Though I’ve experienced an evening brimming with physical energy, I have every reason to believe that the sedentary will return. Texas has been soggy, slushy, muddy, moldy and swampy with rain for weeks, and the forecast calls for this to continue daily through next Monday. In prior years, this would draw an explosion of profanity from me. Not this time. I have seen more than my fair share of this in Texas. I need to be glad to have a good, sound, waterproof tent. The festival will be on paved streets, not in swampy, grassy parks. I have added a back “porch” to my tent. So, if the rains descend, as forecasted, I will enjoy a thermos of coffee and a stack of books with my journal. If storms chase away all the patrons, as in festivals past, I’ll have three days to reflect, write, and plan for the exciting weeks that lie immediately ahead. I know solitude, and how to appreciate it when it is offered as a gift. And sedentary sounds like a good thing.

Thanks for reading.

I paint in order to remember.

I journal when I feel alone.

I blog to remind myself I am not alone.

Reds in the Shadows

April 16, 2014
Working on the shadows now

Working on the shadows now

Aut lux nata est aut capta hic libera regnat.

The light is either born here, or, imprisoned, reigns here in freedom.

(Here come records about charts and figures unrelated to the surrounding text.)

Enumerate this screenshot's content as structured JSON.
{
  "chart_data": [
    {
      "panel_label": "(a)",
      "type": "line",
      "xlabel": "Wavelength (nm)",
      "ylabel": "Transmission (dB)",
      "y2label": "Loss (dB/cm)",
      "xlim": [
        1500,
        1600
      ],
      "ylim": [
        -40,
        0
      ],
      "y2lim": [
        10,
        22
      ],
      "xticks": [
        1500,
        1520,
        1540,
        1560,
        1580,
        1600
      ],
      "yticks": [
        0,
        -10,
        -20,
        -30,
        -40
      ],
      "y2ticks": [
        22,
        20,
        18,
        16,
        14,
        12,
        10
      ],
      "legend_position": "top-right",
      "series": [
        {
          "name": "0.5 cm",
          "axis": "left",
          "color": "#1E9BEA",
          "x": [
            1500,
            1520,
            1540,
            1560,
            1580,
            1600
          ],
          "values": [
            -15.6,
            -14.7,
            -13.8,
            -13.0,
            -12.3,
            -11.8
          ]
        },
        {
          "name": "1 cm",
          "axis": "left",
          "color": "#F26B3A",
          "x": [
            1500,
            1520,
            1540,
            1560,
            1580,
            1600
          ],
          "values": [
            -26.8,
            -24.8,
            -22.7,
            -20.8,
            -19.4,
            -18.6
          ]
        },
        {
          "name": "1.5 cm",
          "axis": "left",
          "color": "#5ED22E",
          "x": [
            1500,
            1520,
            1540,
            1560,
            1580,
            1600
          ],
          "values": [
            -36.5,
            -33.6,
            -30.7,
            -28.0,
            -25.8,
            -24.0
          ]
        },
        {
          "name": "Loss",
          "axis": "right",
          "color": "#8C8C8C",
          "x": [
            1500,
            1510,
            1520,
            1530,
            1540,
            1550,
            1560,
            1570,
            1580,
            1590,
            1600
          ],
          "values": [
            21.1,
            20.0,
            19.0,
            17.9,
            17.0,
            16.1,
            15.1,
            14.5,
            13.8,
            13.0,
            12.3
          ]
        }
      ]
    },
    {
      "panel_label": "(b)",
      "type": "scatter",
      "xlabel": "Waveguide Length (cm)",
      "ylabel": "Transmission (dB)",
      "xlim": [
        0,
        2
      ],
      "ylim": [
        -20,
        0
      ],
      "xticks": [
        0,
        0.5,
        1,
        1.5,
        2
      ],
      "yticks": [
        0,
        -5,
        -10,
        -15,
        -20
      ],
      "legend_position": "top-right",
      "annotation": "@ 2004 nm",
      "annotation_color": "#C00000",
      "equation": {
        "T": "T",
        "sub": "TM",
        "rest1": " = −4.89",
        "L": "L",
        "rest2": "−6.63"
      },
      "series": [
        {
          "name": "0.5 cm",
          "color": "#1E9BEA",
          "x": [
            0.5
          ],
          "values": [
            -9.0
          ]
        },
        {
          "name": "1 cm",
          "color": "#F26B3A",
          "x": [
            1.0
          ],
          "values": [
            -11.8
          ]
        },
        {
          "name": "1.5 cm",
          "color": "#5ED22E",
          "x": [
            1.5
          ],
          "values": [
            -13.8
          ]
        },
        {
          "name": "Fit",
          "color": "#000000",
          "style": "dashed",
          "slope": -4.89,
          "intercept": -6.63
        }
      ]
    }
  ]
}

Inscription in the Archiepiscopal Chapel at Ravenna

Mark Rothko is an abstract expressionist painter who still intrigues me, particularly in his discussions of light in the shadows.  As I inch closer to completing this winterscape watercolor of Hermann, Missouri, I’m struggling with the storefront shadows and row of parked cars.  There will be more shadows creeping across the street.  I am not sure how it happened, but in a mindless moment, I introduced a plethora of neutral grays into the building facade shadows, and I don’t like them at all.  Today I decided to experiment with some red washes over those gray regions–Alizarin Crimson, Quinachridone Red and Pemanent Rose.  I then introduced some Pthalo Turquoise in the same areas, hoping to replace the gray deadness with some kind of living color.  I feel that it’s starting to improve.  The parked vehicles in the shade are also proving a challenge, and I’m trying not to repeat the same mistake with neutral grays.  There remains a significant puddle of ugly gray above the parked vehicles that I still have not decided what to do with yet.  In good time.

Thanks for reading.

I paint in order to remember.

I journal when I feel alone.

I blog to remind myself that I am not alone.